O ar passava-lhe raro e quente. Pouco conseguia sorver - pensava em jorros de pânico. A sensação do inerte apavorava-lhe o fôlego já ébrio de sufocação. A realidade afastava-se a passos infantis, deixando um labirinto de pegadas que o vento logo vinha cobrir.

Encheu-se de forças e resolveu lutar contra aquele martírio que o enterrava vagarosamente. Concentrou fortes estímulos elétricos, que lhe arrancaram gotas manchadas, a descer tortuosas pelo esforço cravado na testa. Por fim, deixou-se cair no refúgio da imobilidade permanente, vencido pela exaustão.

Tentou ainda uma última vez, numa sobrevida. Cerrou os olhos a clamar pela inconsciência. Riu-se ao se ver saturado, sobrepondo ao real um sobrevôo insano, sobrenatural. Começou pelos joelhos. Acordou o pensamento, dirigiu torvelinhos de energia, crispou nervos. Sentiu o peso deslocar-se. Insistiu mais, contraiu as coxas apertadas naquele cubículo de pó. Viu uma esperança de se livrar daquela querela infeliz.

Com os pés, um a cada vez, forçou o espaço pouco que havia. Gaguejou todas as forças naquele espasmo final. Fugiu da prisão como rolha espumante que escapa da garrafa. Reviu, entre poeiras, os dedos arejados a dançar; ao ar livre.

Vasculhou todos os arremessos nucleares que encontrou na cabeça. Encheu os pulmões de ar poeirento, e se ergueu por completo, como redivivo faraó, que volta ao sol de seus deuses.

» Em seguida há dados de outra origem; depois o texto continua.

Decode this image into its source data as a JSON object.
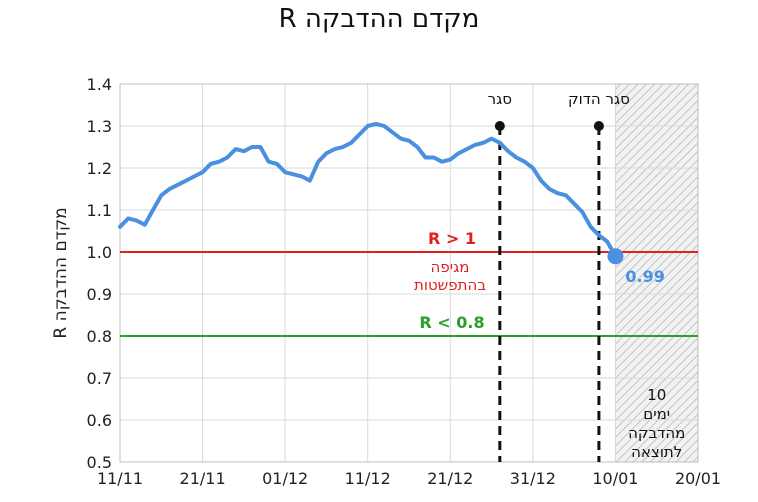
{
  "chart_data": {
    "type": "line",
    "title": "מקדם ההדבקה R",
    "ylabel": "מקדם ההדבקה R",
    "xlabel": "",
    "ylim": [
      0.5,
      1.4
    ],
    "yticks": [
      0.5,
      0.6,
      0.7,
      0.8,
      0.9,
      1.0,
      1.1,
      1.2,
      1.3,
      1.4
    ],
    "xlim": [
      0,
      70
    ],
    "xticks": [
      {
        "x": 0,
        "label": "11/11"
      },
      {
        "x": 10,
        "label": "21/11"
      },
      {
        "x": 20,
        "label": "01/12"
      },
      {
        "x": 30,
        "label": "11/12"
      },
      {
        "x": 40,
        "label": "21/12"
      },
      {
        "x": 50,
        "label": "31/12"
      },
      {
        "x": 60,
        "label": "10/01"
      },
      {
        "x": 70,
        "label": "20/01"
      }
    ],
    "grid": true,
    "series": [
      {
        "color": "#4a8fe0",
        "x": [
          0,
          1,
          2,
          3,
          4,
          5,
          6,
          7,
          8,
          9,
          10,
          11,
          12,
          13,
          14,
          15,
          16,
          17,
          18,
          19,
          20,
          21,
          22,
          23,
          24,
          25,
          26,
          27,
          28,
          29,
          30,
          31,
          32,
          33,
          34,
          35,
          36,
          37,
          38,
          39,
          40,
          41,
          42,
          43,
          44,
          45,
          46,
          47,
          48,
          49,
          50,
          51,
          52,
          53,
          54,
          55,
          56,
          57,
          58,
          59,
          60
        ],
        "values": [
          1.06,
          1.08,
          1.075,
          1.065,
          1.1,
          1.135,
          1.15,
          1.16,
          1.17,
          1.18,
          1.19,
          1.21,
          1.215,
          1.225,
          1.245,
          1.24,
          1.25,
          1.25,
          1.215,
          1.21,
          1.19,
          1.185,
          1.18,
          1.17,
          1.215,
          1.235,
          1.245,
          1.25,
          1.26,
          1.28,
          1.3,
          1.305,
          1.3,
          1.285,
          1.27,
          1.265,
          1.25,
          1.225,
          1.225,
          1.215,
          1.22,
          1.235,
          1.245,
          1.255,
          1.26,
          1.27,
          1.26,
          1.24,
          1.225,
          1.215,
          1.2,
          1.17,
          1.15,
          1.14,
          1.135,
          1.115,
          1.095,
          1.06,
          1.04,
          1.025,
          0.99
        ]
      }
    ],
    "final_point": {
      "x": 60,
      "y": 0.99,
      "label": "0.99"
    },
    "reference_lines": [
      {
        "y": 1.0,
        "color": "#e02020",
        "label": "R > 1",
        "sublabel": [
          "מגיפה",
          "בהתפשטות"
        ]
      },
      {
        "y": 0.8,
        "color": "#2aa02a",
        "label": "R < 0.8"
      }
    ],
    "event_lines": [
      {
        "x": 46,
        "label": "סגר"
      },
      {
        "x": 58,
        "label": "סגר הדוק"
      }
    ],
    "shaded_region": {
      "x_from": 60,
      "x_to": 70,
      "label": [
        "10",
        "ימים",
        "מהדבקה",
        "לתוצאה"
      ]
    }
  }
}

No cemitério, o uivo abafado de algum lobo perdido nas trevas, num grito terrível, que fazia bater as persianas das casas próximas, forjava no tempo mais um mistério de vida ou morte. Na praia, crianças riam com suas pás e baldinhos, enquanto um homem avançava vagabundo até a arrebentação, retirando uma borra de areia que insistia em roçar-lhe por dentro do calção.